Doch die Stadt gibt es nicht mehr. Sie wurde im Krieg fast völlig zerstört, Reste bedeutender Bauwerke wie des trutzigen Deutschordensschlosses abgetragen. Das alte Königsberg heißt jetzt, nach einem Sowjetfunktionär, Kaliningrad und fungiert als Provinzhauptstadt des gleichnamigen russischen „Oblast“, der nach seiner Annexion durch die früherer Sowjetunion aus dem nordöstlichen Drittel des früheren Ostpreußen gebildet wurde und seit dem Beitritt der Baltischen Staaten zur Europäischen Union keine Verbindung mehr zum russischen Mutterland besitzt. Eine Art Niemandsland, ein etwas trauriges, vergessenes Stück Europas, das wohl noch einige Zeit seiner Wiederauferstehung harren muss.

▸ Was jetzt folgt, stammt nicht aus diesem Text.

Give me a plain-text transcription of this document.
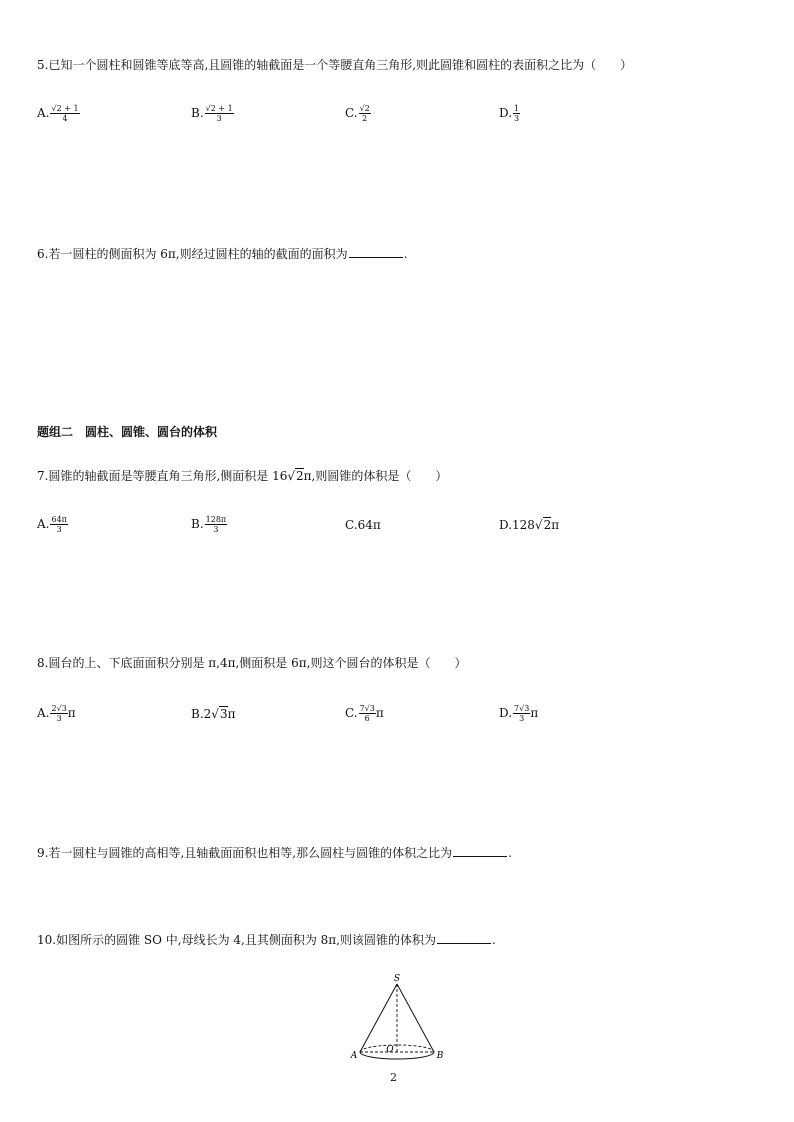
5.已知一个圆柱和圆锥等底等高,且圆锥的轴截面是一个等腰直角三角形,则此圆锥和圆柱的表面积之比为（　　）
A. $\frac{√2 + 1}{4}$	B. $\frac{√2 + 1}{3}$	C. $\frac{√2}{2}$	D. $\frac{1}{3}$
6.若一圆柱的侧面积为 6π,则经过圆柱的轴的截面的面积为	.
题组二　圆柱、圆锥、圆台的体积
7.圆锥的轴截面是等腰直角三角形,侧面积是 16√2π,则圆锥的体积是（　　）
A. $\frac{64\pi}{3}$	B. $\frac{128\pi}{3}$	C.64π	D.128√2π
8.圆台的上、下底面面积分别是 π,4π,侧面积是 6π,则这个圆台的体积是（　　）
A. $\frac{2√3}{3}$ π	B.2√3π	C. $\frac{7√3}{6}$ π	D. $\frac{7√3}{3}$ π
9.若一圆柱与圆锥的高相等,且轴截面面积也相等,那么圆柱与圆锥的体积之比为	.
10.如图所示的圆锥 SO 中,母线长为 4,且其侧面积为 8π,则该圆锥的体积为	.
S
A	B
O
2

Dabei war Königsberg, Keimzelle des Königreiches Preußen, über Jahrhunderte eine der größten und prosperierendsten Städte des Deutschen Reiches. Vor allem in der Zwischenkriegszeit, als Ostpreußen nur über den polnischen „Korridor“ erreichbar war, blühte die Stadt auf, dank einer der späteren westdeutschen „Zonenrandförderung“ vergleichbaren Unterstützung durch die Berliner Reichsregierung.  Königsberg hatte einen den ersten Verkehrsflughäfen der Welt, einen wichtigen Ostseehafen, eine bedeutende Messe und ein avantgardistisches Opernhaus. Im heutigen Oblast Kaliningrad stand auch Schloss Friedrichstein, wo ZEIT-Mitgründerin Marion Gräfin Dönhoff und Buchautorin („Namen, die keiner mehr nennt.“) zur Welt kam, und das Preußische Hauptgestüt Trakehnen, Heimat der gleichnamigen Pferderasse.  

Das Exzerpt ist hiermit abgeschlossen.